Seit Sommer 2018 steht das Trainertrio mit Lucien Favre an der Spitze und seinen Co-Trainern Manfred Stefes und Edin Terzic beim BVB in der Verantwortung. Einige aussagekräftige Statistiken stehen sinnbildlich für die Dortmunder Spielweise. Im zweiten Teil beleuchten wir die Defensive:

26 bis 28 Gegentore in einer Bundesliga-Saison, das wäre eine Zielgröße, bei der Favre zufrieden wäre. Es ist lange her, dass die Schwarzgelben eine derartige Defensivstärke auszeichnete. In den beiden Meisterjahren 2011 (22 Gegentore) und 2012 (25) blieb der BVB unter der 30er-Marke. Seitdem ist die Tendenz steigend mit durchschnittlich mehr als einem Einschlag pro Partie. Doch es gibt genügend Bereiche, in denen Verbesserungspotenzial steckt, wie die Statistik ausweist.
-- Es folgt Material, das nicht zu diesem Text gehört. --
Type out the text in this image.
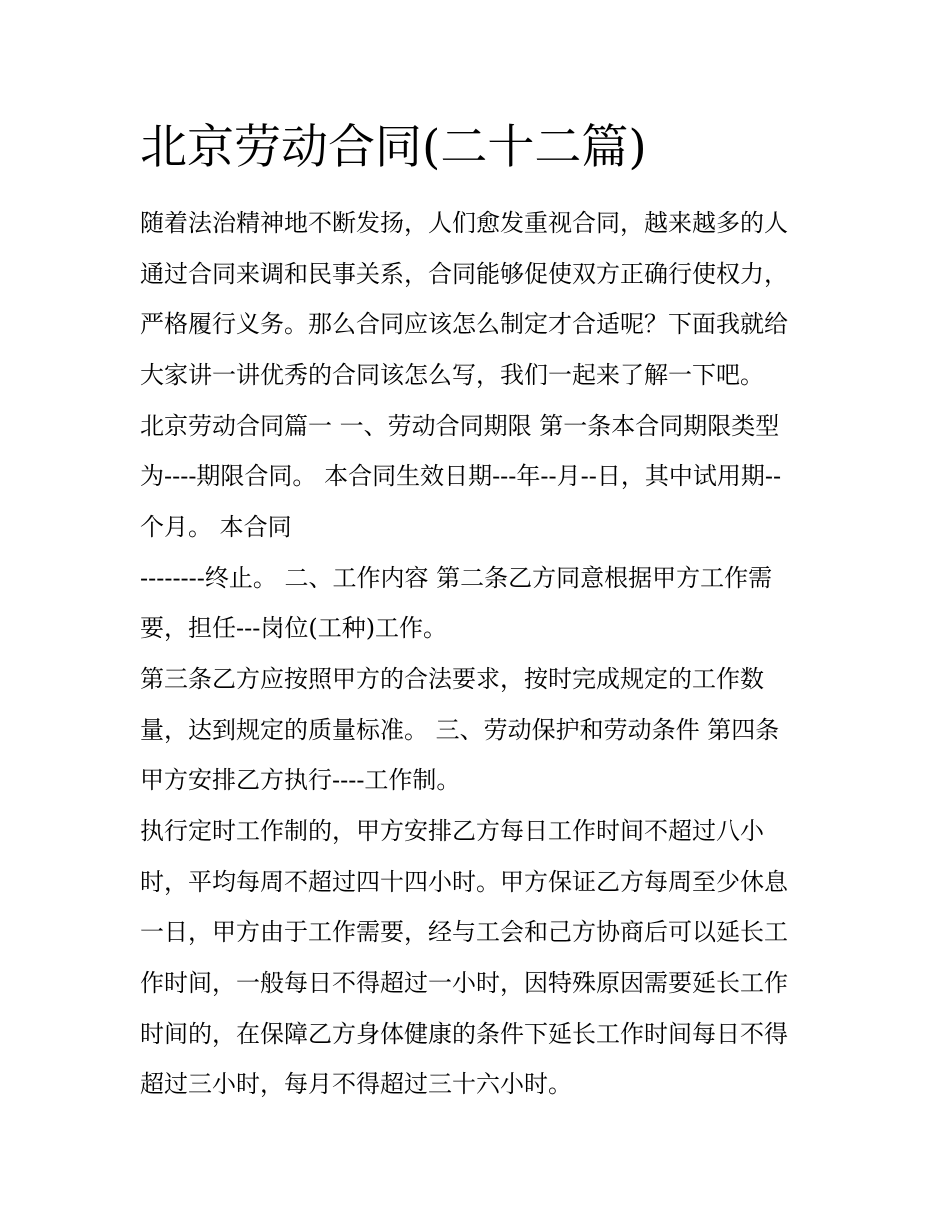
北京劳动合同(二十二篇)

随着法治精神地不断发扬，人们愈发重视合同，越来越多的人

通过合同来调和民事关系，合同能够促使双方正确行使权力，

严格履行义务。那么合同应该怎么制定才合适呢？下面我就给

大家讲一讲优秀的合同该怎么写，我们一起来了解一下吧。

北京劳动合同篇一 一、劳动合同期限 第一条本合同期限类型

为----期限合同。 本合同生效日期---年--月--日，其中试用期--

个月。 本合同

--------终止。 二、工作内容 第二条乙方同意根据甲方工作需

要，担任---岗位(工种)工作。

第三条乙方应按照甲方的合法要求，按时完成规定的工作数

量，达到规定的质量标准。 三、劳动保护和劳动条件 第四条

甲方安排乙方执行----工作制。

执行定时工作制的，甲方安排乙方每日工作时间不超过八小

时，平均每周不超过四十四小时。甲方保证乙方每周至少休息

一日，甲方由于工作需要，经与工会和己方协商后可以延长工

作时间，一般每日不得超过一小时，因特殊原因需要延长工作

时间的，在保障乙方身体健康的条件下延长工作时间每日不得

超过三小时，每月不得超过三十六小时。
  • Gegentore: Die Anzahl der Gegentore ist im zweiten Jahr unter Trainer Lucien Favre leicht gesunken, von 44 auf 41. Doch drei Mannschaften verteidigten noch besser, wobei selbst der Deutsche Meister FC Bayern München mit 32 Gegentoren vergleichsweise viele Treffer kassierte. Der Blick in die Torstatistiken der vergangenen Jahre zeigt: Auf die Dauer einer Saison gesehen helfen weniger Gegentore mehr als viele eigene Treffer. Oder anders herum gesagt: Die Defensive macht den Meister.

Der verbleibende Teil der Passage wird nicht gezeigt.